You can add "_cached" to the loads. Such as
uav_raw_load_id(11)_cached r1011, r1010.xxxx
This will tell the compiler to use the cached resource. This will work for all GPUs HD54xx and up.
Edit: Sorry this doesn't work outside of OpenCL, sorry for the confusion. See post below.
I was under the impression that the _cached was only supposed to work with uav11, which always seems to return 0s no matter what you do to it. That was what I took away from my last conversation about uav11 anyways I think my playing with my kernel though has got it all messed up now as simply reading from uav0 now shows me all 0's...so I'll get back on that tomorrow, get it working slowly with uav0, then try cached/11/typeless_raw read-only, etc again.

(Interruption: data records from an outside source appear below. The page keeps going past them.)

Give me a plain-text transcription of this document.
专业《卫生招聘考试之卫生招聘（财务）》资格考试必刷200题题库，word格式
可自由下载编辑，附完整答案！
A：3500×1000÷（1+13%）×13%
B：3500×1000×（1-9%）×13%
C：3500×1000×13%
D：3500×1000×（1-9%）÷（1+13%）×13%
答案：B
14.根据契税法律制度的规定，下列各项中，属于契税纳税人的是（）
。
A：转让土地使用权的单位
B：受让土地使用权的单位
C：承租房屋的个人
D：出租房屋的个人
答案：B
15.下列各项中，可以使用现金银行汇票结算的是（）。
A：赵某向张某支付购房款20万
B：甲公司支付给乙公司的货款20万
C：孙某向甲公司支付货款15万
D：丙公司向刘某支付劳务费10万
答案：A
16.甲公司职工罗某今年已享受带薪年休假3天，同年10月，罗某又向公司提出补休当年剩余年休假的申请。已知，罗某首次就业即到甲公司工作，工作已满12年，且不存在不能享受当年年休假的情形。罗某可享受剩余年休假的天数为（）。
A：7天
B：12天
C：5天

Yes, the example I showed uses uav11 As for getting 0s for the loads... Looks like the "cached" feature for HD5xxx/6xxx is only supported for OpenCL as you won't be able to get access to uav11 otherwise. Sorry for the confusion.
HD77xx/79xx always use caching so you don't need to do anything special there.
Right, that was the reason for my question...as I put it before, I was hoping you could divulge the secret happy dance to get uav11 working. OpenCL is based on CAL from everything I've been told. so there has to be a way....not even really sure why AMD wants to keep this a secret as everything else about the system is pretty open....
So if I had to guess....I'd guess I need to load aticaldd64.dll, GetExport calResAllocView and/or calResAllocViewSlice, but also typedef something for the view return value?
Well, if I have time, I guess I'll just have to try and RE it some more...that was only about 5 minutes of looking...so I bet I can figure it out...;)
Anyhow, then how about telling me if its worthwhile at all to switch to using typless read only uav's on Caymans/turks? How is it implemented? If its small enough will it go into the constant buffer? Will it do something like caching on the typless read only uavs on cayman hardware if uav11 isn't declared anywhere else? Or will it just be like any other memory read, and therefore a performance hit?
Edit: Wow its a monday...stupid typo....
I thought you might say that...had hoped since it compiled that there has been some effort in making it efficient on the slightly older stuff...guess its back to Reverse Engineering...that unfortunately takes time...so its a backburner issue...
Yeah, the EG/NI UAV's have all sorts of problems(caching, alignment, ro/wo/rw, etc..), typeless are the replacements that fix all of the issues, but because of hardware/software constraints, they are not ported backwards.